Seven decades after an official report recommended abandoning Merthyr Tydfil, the former Welsh mining town finds itself at the heart of a housing boom. Prices have surged by 53 per cent over the past year, the largest increase for any town in England and Wales.

It was joined in the list of the 10 largest house price increases by neighbouring Neath (43 per cent) and Port Talbot (42 per cent), and together they have helped push Wales to the top of the regional league table with a 37.5 per cent rise.

Martin Ellis, the Halifax's chief economist, said the increases were driven by the "spillover" effect that had been seen across the UK as soaring urban prices pushed workers into the countryside.

"There has been a boom in Cardiff and there's an inevitable spillover as people have to look further afield," he said.

The average price of a house in Merthyr was £62,000 in September 2003 and has since risen by more than £32,000 to £94,822, but that still only represents 58 per cent of the UK average. Houses in Neath now change hands for an average of £110,990 with those in Port Talbot fetching £88,791. Both towns are within commuting distance of Swansea.

Beverly Owen, senior regeneration manager at Merthyr Tydfil County Borough Council, said the town was in the "renaissance" part of Wales.
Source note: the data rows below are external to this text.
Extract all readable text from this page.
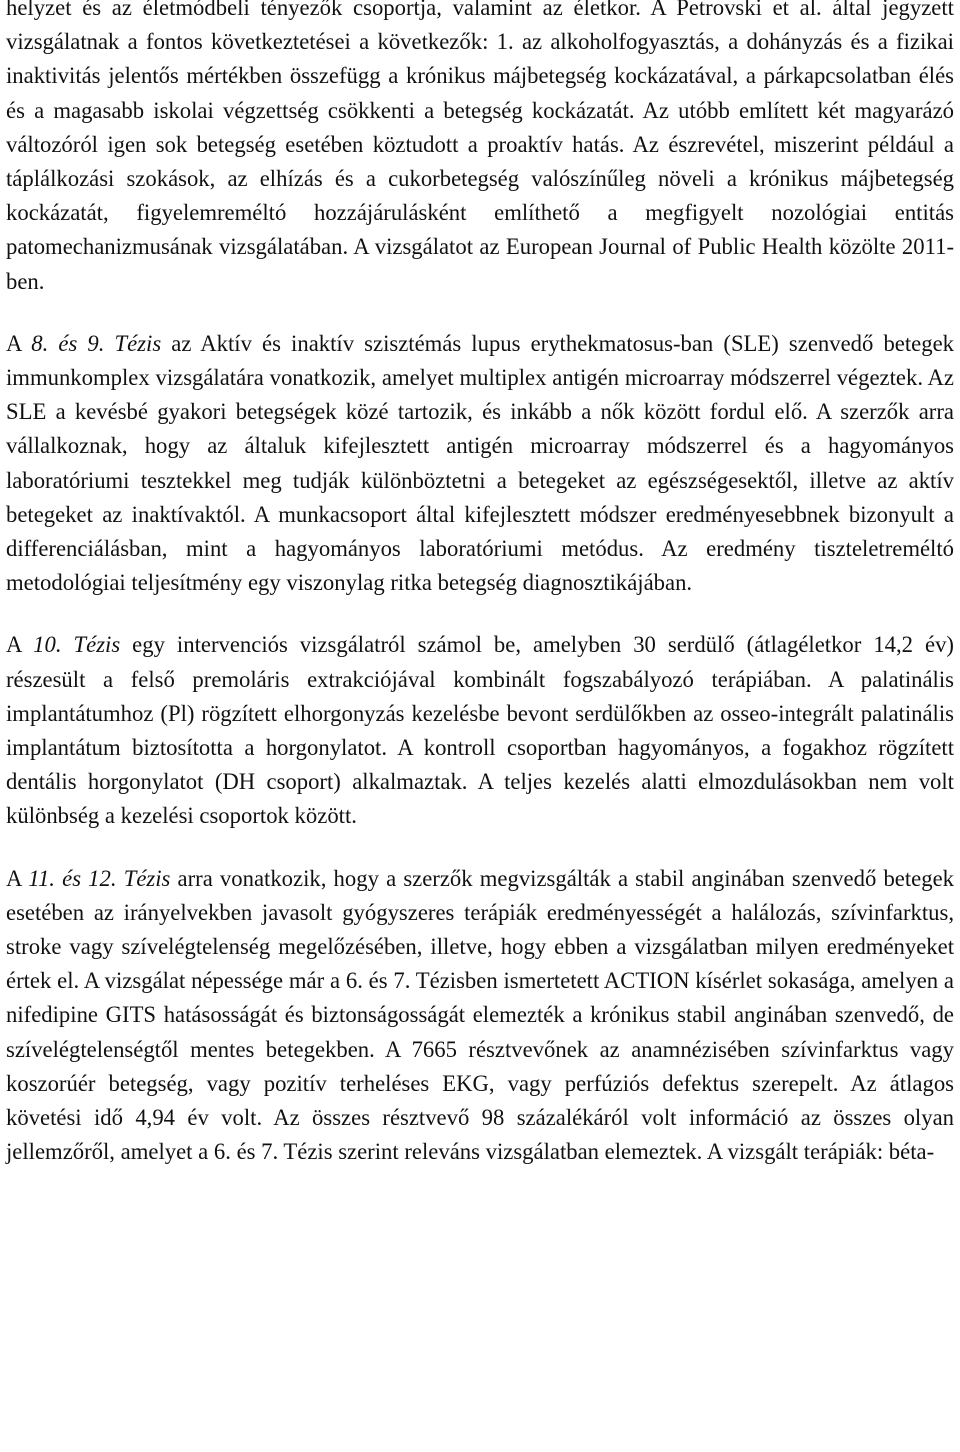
helyzet és az életmódbeli tényezők csoportja, valamint az életkor. A Petrovski et al. által jegyzett vizsgálatnak a fontos következtetései a következők: 1. az alkoholfogyasztás, a dohányzás és a fizikai inaktivitás jelentős mértékben összefügg a krónikus májbetegség kockázatával, a párkapcsolatban élés és a magasabb iskolai végzettség csökkenti a betegség kockázatát. Az utóbb említett két magyarázó változóról igen sok betegség esetében köztudott a proaktív hatás. Az észrevétel, miszerint például a táplálkozási szokások, az elhízás és a cukorbetegség valószínűleg növeli a krónikus májbetegség kockázatát, figyelemreméltó hozzájárulásként említhető a megfigyelt nozológiai entitás patomechanizmusának vizsgálatában. A vizsgálatot az European Journal of Public Health közölte 2011-ben.

A 8. és 9. Tézis az Aktív és inaktív szisztémás lupus erythekmatosus-ban (SLE) szenvedő betegek immunkomplex vizsgálatára vonatkozik, amelyet multiplex antigén microarray módszerrel végeztek. Az SLE a kevésbé gyakori betegségek közé tartozik, és inkább a nők között fordul elő. A szerzők arra vállalkoznak, hogy az általuk kifejlesztett antigén microarray módszerrel és a hagyományos laboratóriumi tesztekkel meg tudják különböztetni a betegeket az egészségesektől, illetve az aktív betegeket az inaktívaktól. A munkacsoport által kifejlesztett módszer eredményesebbnek bizonyult a differenciálásban, mint a hagyományos laboratóriumi metódus. Az eredmény tiszteletreméltó metodológiai teljesítmény egy viszonylag ritka betegség diagnosztikájában.

A 10. Tézis egy intervenciós vizsgálatról számol be, amelyben 30 serdülő (átlagéletkor 14,2 év) részesült a felső premoláris extrakciójával kombinált fogszabályozó terápiában. A palatinális implantátumhoz (Pl) rögzített elhorgonyzás kezelésbe bevont serdülőkben az osseo-integrált palatinális implantátum biztosította a horgonylatot. A kontroll csoportban hagyományos, a fogakhoz rögzített dentális horgonylatot (DH csoport) alkalmaztak. A teljes kezelés alatti elmozdulásokban nem volt különbség a kezelési csoportok között.

A 11. és 12. Tézis arra vonatkozik, hogy a szerzők megvizsgálták a stabil anginában szenvedő betegek esetében az irányelvekben javasolt gyógyszeres terápiák eredményességét a halálozás, szívinfarktus, stroke vagy szívelégtelenség megelőzésében, illetve, hogy ebben a vizsgálatban milyen eredményeket értek el. A vizsgálat népessége már a 6. és 7. Tézisben ismertetett ACTION kísérlet sokasága, amelyen a nifedipine GITS hatásosságát és biztonságosságát elemezték a krónikus stabil anginában szenvedő, de szívelégtelenségtől mentes betegekben. A 7665 résztvevőnek az anamnézisében szívinfarktus vagy koszorúér betegség, vagy pozitív terheléses EKG, vagy perfúziós defektus szerepelt. Az átlagos követési idő 4,94 év volt. Az összes résztvevő 98 százalékáról volt információ az összes olyan jellemzőről, amelyet a 6. és 7. Tézis szerint releváns vizsgálatban elemeztek. A vizsgált terápiák: béta-
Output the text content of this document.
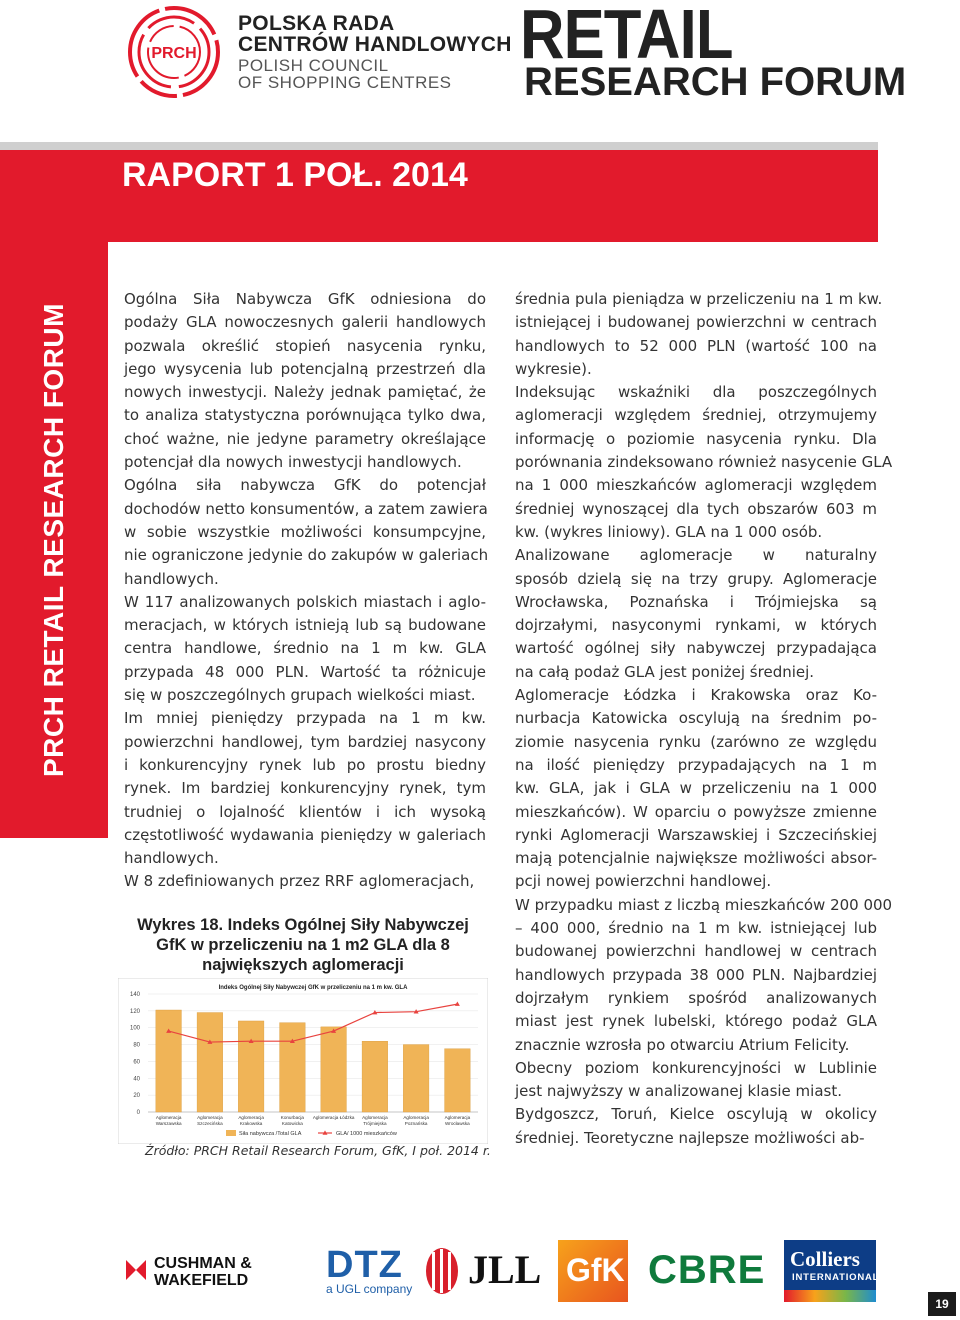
PRCH
POLSKA RADA
CENTRÓW HANDLOWYCH
POLISH COUNCIL
OF SHOPPING CENTRES
RETAIL
RESEARCH FORUM
RAPORT 1 POŁ. 2014
PRCH RETAIL RESEARCH FORUM
Ogólna Siła Nabywcza GfK odniesiona do
podaży GLA nowoczesnych galerii handlowych
pozwala określić stopień nasycenia rynku,
jego wysycenia lub potencjalną przestrzeń dla
nowych inwestycji. Należy jednak pamiętać, że
to analiza statystyczna porównująca tylko dwa,
choć ważne, nie jedyne parametry określające
potencjał dla nowych inwestycji handlowych.
Ogólna siła nabywcza GfK do potencjał
dochodów netto konsumentów, a zatem zawiera
w sobie wszystkie możliwości konsumpcyjne,
nie ograniczone jedynie do zakupów w galeriach
handlowych.
W 117 analizowanych polskich miastach i aglo-
meracjach, w których istnieją lub są budowane
centra handlowe, średnio na 1 m kw. GLA
przypada 48 000 PLN. Wartość ta różnicuje
się w poszczególnych grupach wielkości miast.
Im mniej pieniędzy przypada na 1 m kw.
powierzchni handlowej, tym bardziej nasycony
i konkurencyjny rynek lub po prostu biedny
rynek. Im bardziej konkurencyjny rynek, tym
trudniej o lojalność klientów i ich wysoką
częstotliwość wydawania pieniędzy w galeriach
handlowych.
W 8 zdefiniowanych przez RRF aglomeracjach,
średnia pula pieniądza w przeliczeniu na 1 m kw.
istniejącej i budowanej powierzchni w centrach
handlowych to 52 000 PLN (wartość 100 na
wykresie).
Indeksując wskaźniki dla poszczególnych
aglomeracji względem średniej, otrzymujemy
informację o poziomie nasycenia rynku. Dla
porównania zindeksowano również nasycenie GLA
na 1 000 mieszkańców aglomeracji względem
średniej wynoszącej dla tych obszarów 603 m
kw. (wykres liniowy). GLA na 1 000 osób.
Analizowane aglomeracje w naturalny
sposób dzielą się na trzy grupy. Aglomeracje
Wrocławska, Poznańska i Trójmiejska są
dojrzałymi, nasyconymi rynkami, w których
wartość ogólnej siły nabywczej przypadająca
na całą podaż GLA jest poniżej średniej.
Aglomeracje Łódzka i Krakowska oraz Ko-
nurbacja Katowicka oscylują na średnim po-
ziomie nasycenia rynku (zarówno ze względu
na ilość pieniędzy przypadających na 1 m
kw. GLA, jak i GLA w przeliczeniu na 1 000
mieszkańców). W oparciu o powyższe zmienne
rynki Aglomeracji Warszawskiej i Szczecińskiej
mają potencjalnie największe możliwości absor-
pcji nowej powierzchni handlowej.
W przypadku miast z liczbą mieszkańców 200 000
– 400 000, średnio na 1 m kw. istniejącej lub
budowanej powierzchni handlowej w centrach
handlowych przypada 38 000 PLN. Najbardziej
dojrzałym rynkiem spośród analizowanych
miast jest rynek lubelski, którego podaż GLA
znacznie wzrosła po otwarciu Atrium Felicity.
Obecny poziom konkurencyjności w Lublinie
jest najwyższy w analizowanej klasie miast.
Bydgoszcz, Toruń, Kielce oscylują w okolicy
średniej. Teoretyczne najlepsze możliwości ab-
Wykres 18. Indeks Ogólnej Siły Nabywczej
GfK w przeliczeniu na 1 m2 GLA dla 8
największych aglomeracji
Indeks Ogólnej Siły Nabywczej GfK w przeliczeniu na 1 m kw. GLA
0
20
40
60
80
100
120
140
Aglomeracja
Warszawska
Aglomeracja
Szczecińska
Aglomeracja
Krakowska
Konurbacja
Katowicka
Aglomeracja Łódzka Aglomeracja
Trójmiejska
Aglomeracja
Poznańska
Aglomeracja
Wrocławska
Siła nabywcza /Total GLA	GLA/ 1000 mieszkańców
Źródło: PRCH Retail Research Forum, GfK, I poł. 2014 r.
CUSHMAN &
WAKEFIELD DTZ
a UGL company JLL GfK CBRE Colliers
INTERNATIONAL
19
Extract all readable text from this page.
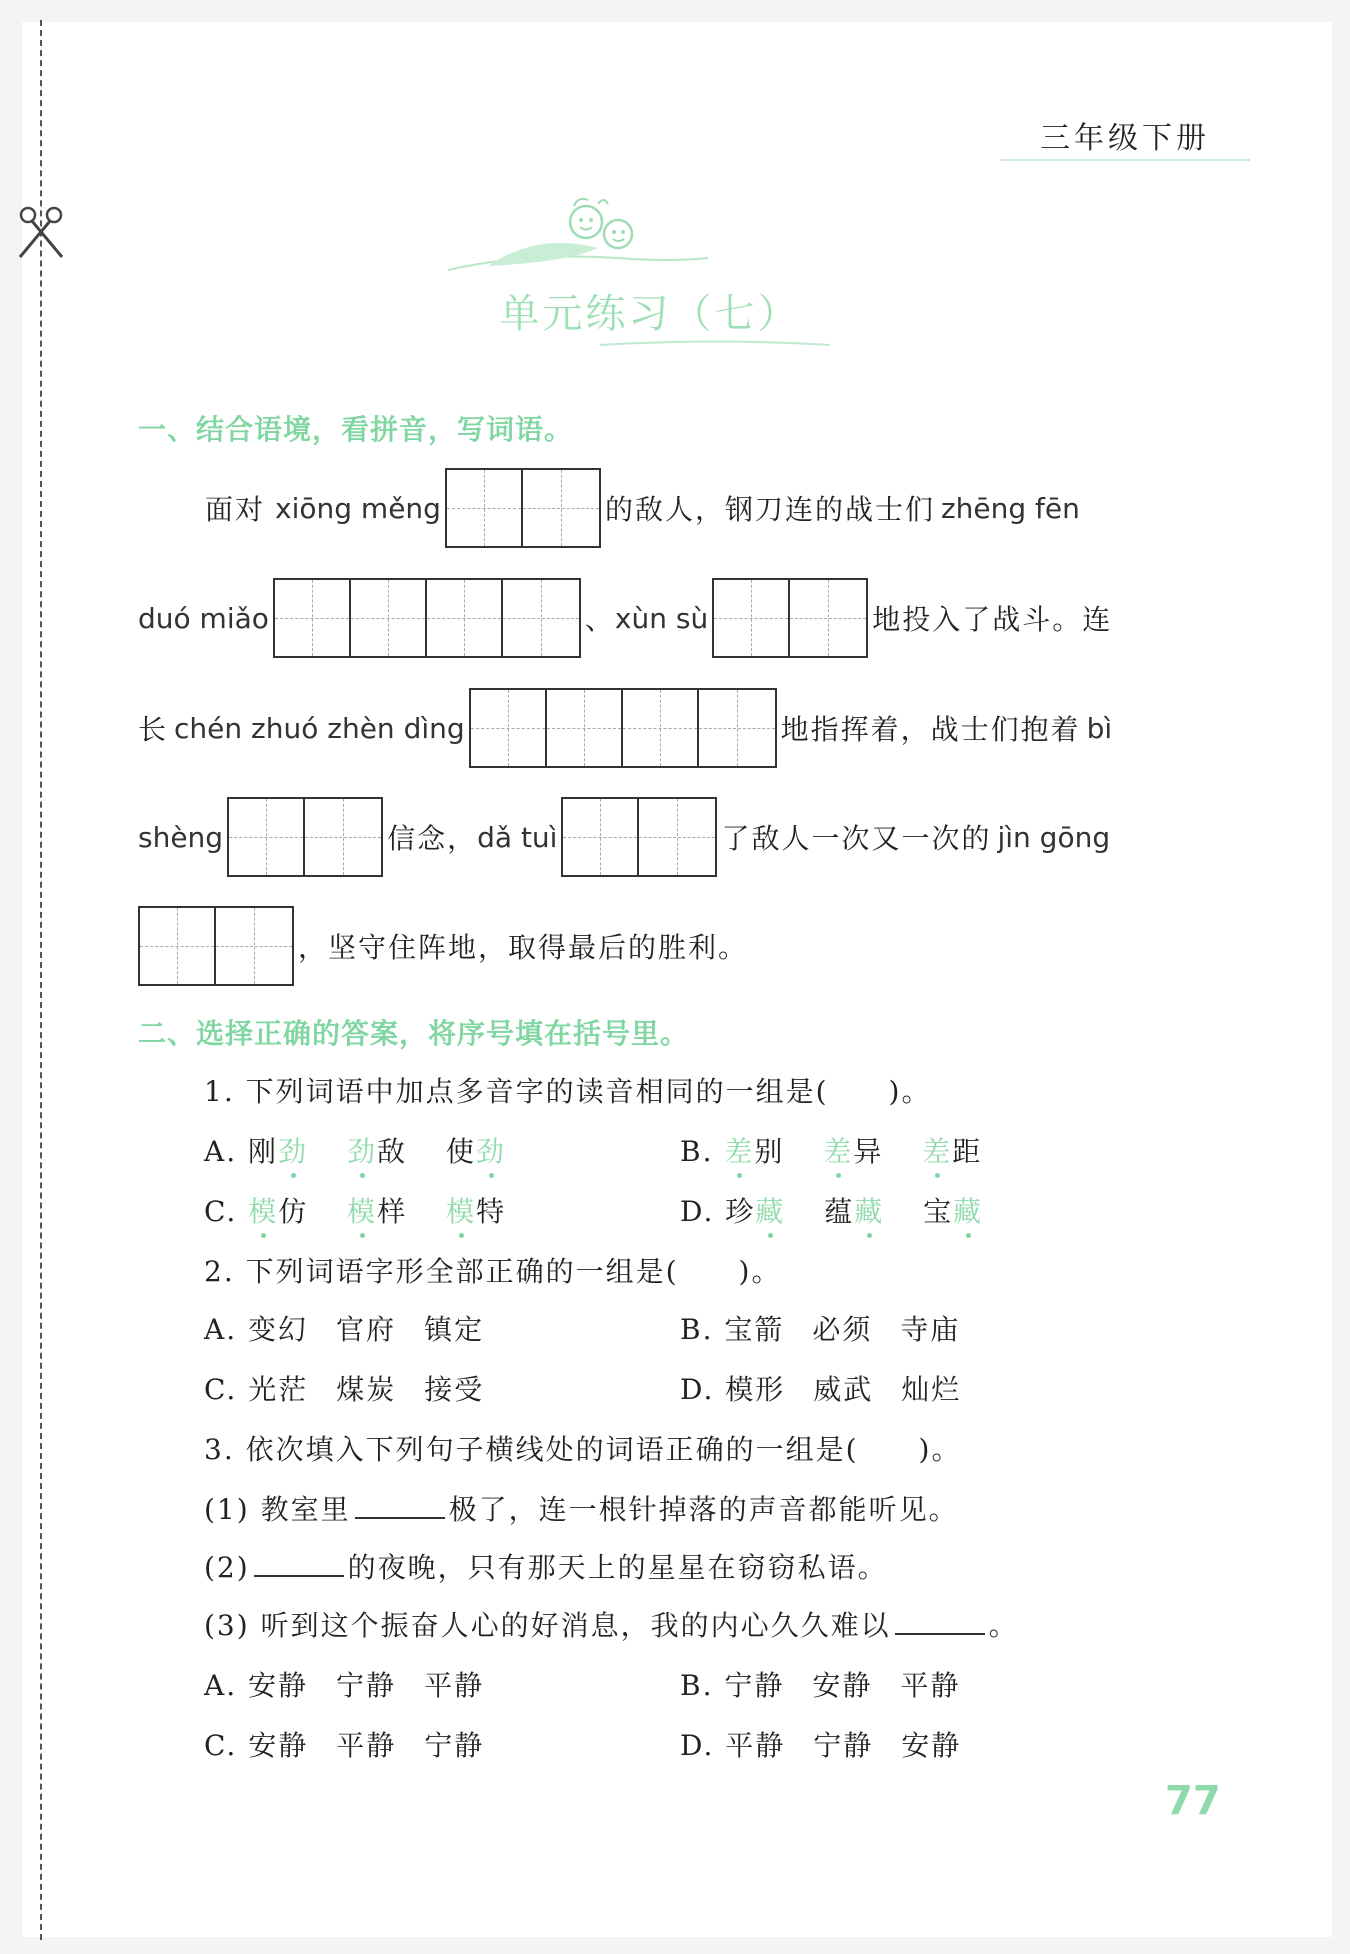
三年级下册
单元练习（七）
一、结合语境，看拼音，写词语。
面对 xiōng měng	的敌人，钢刀连的战士们 zhēng fēn
duó miǎo	、 xùn sù	地投入了战斗。连
长 chén zhuó zhèn dìng	地指挥着，战士们抱着 bì
shèng	信念， dǎ tuì	了敌人一次又一次的 jìn gōng
，坚守住阵地，取得最后的胜利。
二、选择正确的答案，将序号填在括号里。
1. 下列词语中加点多音字的读音相同的一组是(　　)。
A. 刚劲 劲敌 使劲	B. 差别 差异 差距
C. 模仿 模样 模特	D. 珍藏 蕴藏 宝藏
2. 下列词语字形全部正确的一组是(　　)。
A. 变幻 官府 镇定	B. 宝箭 必须 寺庙
C. 光茫 煤炭 接受	D. 模形 威武 灿烂
3. 依次填入下列句子横线处的词语正确的一组是(　　)。
(1) 教室里	极了，连一根针掉落的声音都能听见。
(2)	的夜晚，只有那天上的星星在窃窃私语。
(3) 听到这个振奋人心的好消息，我的内心久久难以	。
A. 安静 宁静 平静	B. 宁静 安静 平静
C. 安静 平静 宁静	D. 平静 宁静 安静
77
She said commuters to Cardiff, Swansea and Newport had been attracted there after recent road improvements improved journey times, but added that people also found Merthyr a good place to live and work.

"We also have large numbers of inward investment opportunities, including the development of a massive retail park that has a number of national retail brands coming in."

The Welsh Assembly is relocating its social justice ministry to the town with the addition of 400 jobs, she said.

Merthyr's revival is the latest in the town's roller-coaster history. From the industrial revolution until the Depression of the 1930s it boomed on the back of coal mining and iron smelting. But by 1935 the number of unemployed outnumbered those in work and a Royal Commission recommended tough measures, including moving the population to the south Wales coast or the Usk Valley.

After the Second World War it shared in the consumer goods boom as Thorn Electronics, Triang toys and Hoover moved to the town, but it suffered badly during the recessions of the 1980s.